Огляделась я по сторонам. Что это? Следы ног и рук на песке. Вот отпечатались пять пальцев ног, вплоть до складочек на коже — следы взрослого человека, хотя постойте, среди больших следов вкропилась пара детских, всего один-два следа, вдруг это следы Андзюхимэко, можно разглядеть даже изгибы пальчиков. Вот несколько волосков, вот запекшаяся кровь, вот еще влажные следы крови, что остались от множества тел, которое из них Андзюхимэко, этого я не знаю, тот ли отпечаток руки — след Андзюхимэко, или же вон тот след от ноги — след Андзюхимэко, или те следы от пальчиков, или же тот волосок? Последним увидела я, когда ее зарывали, ухо, большое, большое, большое ухо. Увидев, как в него засыпается песок, вставила я в серединку стебелек тростника — вот и все, яма засыпана песком.

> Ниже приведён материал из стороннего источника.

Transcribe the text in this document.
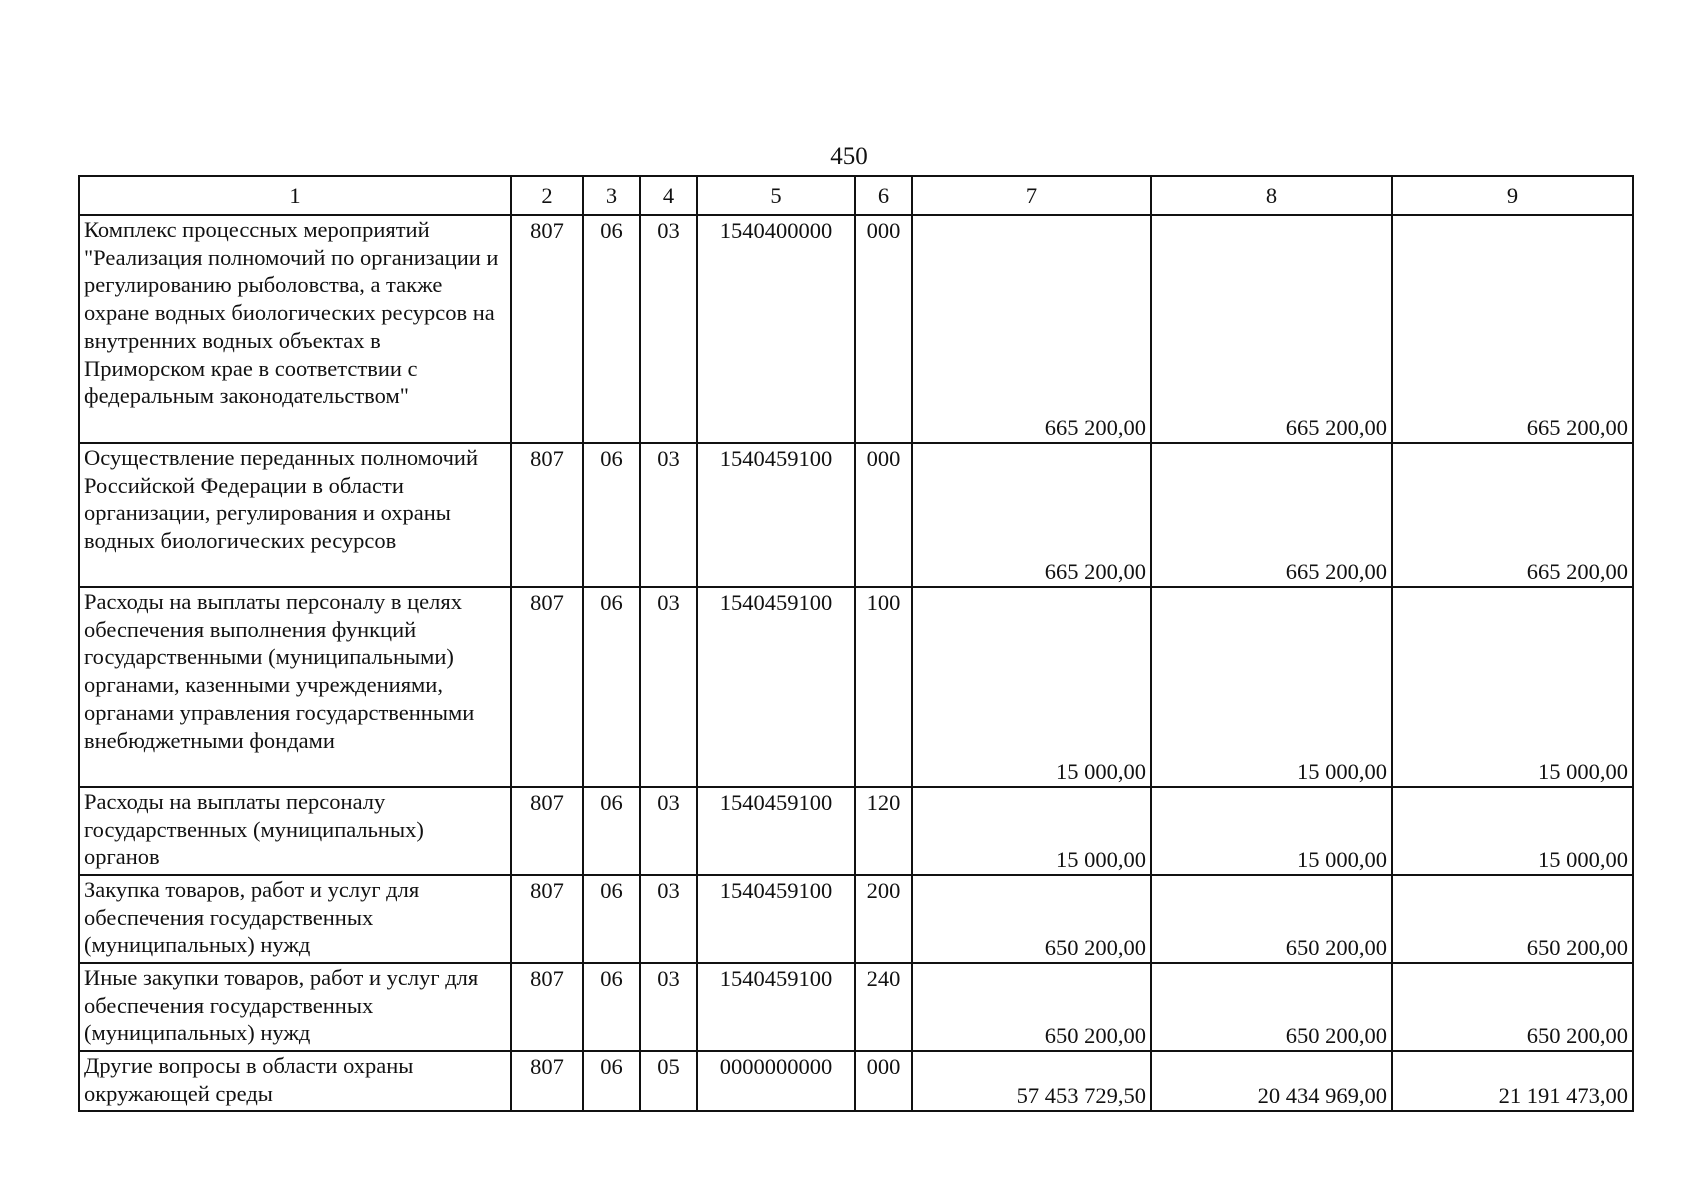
450
1	2	3	4	5	6	7	8	9
Комплекс процессных мероприятий "Реализация полномочий по организации и регулированию рыболовства, а также охране водных биологических ресурсов на внутренних водных объектах в Приморском крае в соответствии с федеральным законодательством"	807	06	03	1540400000	000	665 200,00	665 200,00	665 200,00
Осуществление переданных полномочий Российской Федерации в области организации, регулирования и охраны водных биологических ресурсов	807	06	03	1540459100	000	665 200,00	665 200,00	665 200,00
Расходы на выплаты персоналу в целях обеспечения выполнения функций государственными (муниципальными) органами, казенными учреждениями, органами управления государственными внебюджетными фондами	807	06	03	1540459100	100	15 000,00	15 000,00	15 000,00
Расходы на выплаты персоналу государственных (муниципальных) органов	807	06	03	1540459100	120	15 000,00	15 000,00	15 000,00
Закупка товаров, работ и услуг для обеспечения государственных (муниципальных) нужд	807	06	03	1540459100	200	650 200,00	650 200,00	650 200,00
Иные закупки товаров, работ и услуг для обеспечения государственных (муниципальных) нужд	807	06	03	1540459100	240	650 200,00	650 200,00	650 200,00
Другие вопросы в области охраны окружающей среды	807	06	05	0000000000	000	57 453 729,50	20 434 969,00	21 191 473,00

Сменит ли муж гнев на милость и придет ли вызволить меня отсюда? Или же не придет? Тем временем мне кажется, что отовсюду доносится плач погребенных на песчаном берегу детей, что-то давит на мои плечи, на мою спину, будто бы тяжесть детского тельца, что-то касается моих рук, моих ног, будто бы дотрагиваюсь я до детских косточек, придет муж или не придет? Чудится мне, что с каждым порывом ветра приносит мне детские запахи, будто дети упрекают меня в чем-то. Если бы знала я, что, выносив дитя, предстоит мне пережить весь этот ужас, уж лучше бы избавилась от него еще не рожденного; придет муж или не придет, придет или не придет, может, придет, может, и нет, может, и не придет, и пока я думаю об этом, детские упреки проникают в самую глубину моей души.
Люди твердят: «Ну закопала ты одно дитя, так ведь двое осталось, забудь, забудь». Если и смогу я забыть про погребенное дитя, все равно не забыть мне о муже, что бросил меня, и даже здесь, закопанная в песок, я думаю лишь об одном — вдруг сменит муж гнев на милость и придет, и вызволит меня или же не придет, а умерший ребенок, умри, умри, умри, оставь меня, я хочу жить.
«Раз на то пошло, выбирайся-ка ты из песка и иди, ни на что больше не годная, гонять воробьев на просяном поле», — вот что говорят люди, так я и поступаю, выбираюсь из песка.
Куда бы я ни шла, солнце сияет у меня над головой, дождь закончился, и сияет солнце, я продолжаю идти, с каждым мгновением его лучи все сильнее обжигают мое тело, а я продолжаю идти, тело мое обожжено, приглядишься — аж пар валит, такая уж, видно, моя доля — идти по этой дороге. «Извините за беспокойство, извините за беспокойство!» — кричу я, и из дома появляется хозяин, не говоря ни слова, в мольбе я прижимаю руки к груди и рыдаю, и говорю, что могла бы гонять воробьев на просяном поле. «Что привело тебя сюда?» — спрашивает мужчина, и я рассказываю ему, что муж закопал мое еще живое дитя в песок, и грудь моя разбухла от молока, и жаль мне мое погребенное дитя, и, рыдая день и ночь, я проплакала все глаза, а за это муж выгнал меня из дома, и закопалась я в песок, но не выдержала немых упреков погребенных детей, да и люди твердили, чтобы шла я гонять воробьев, так и оказалась я здесь.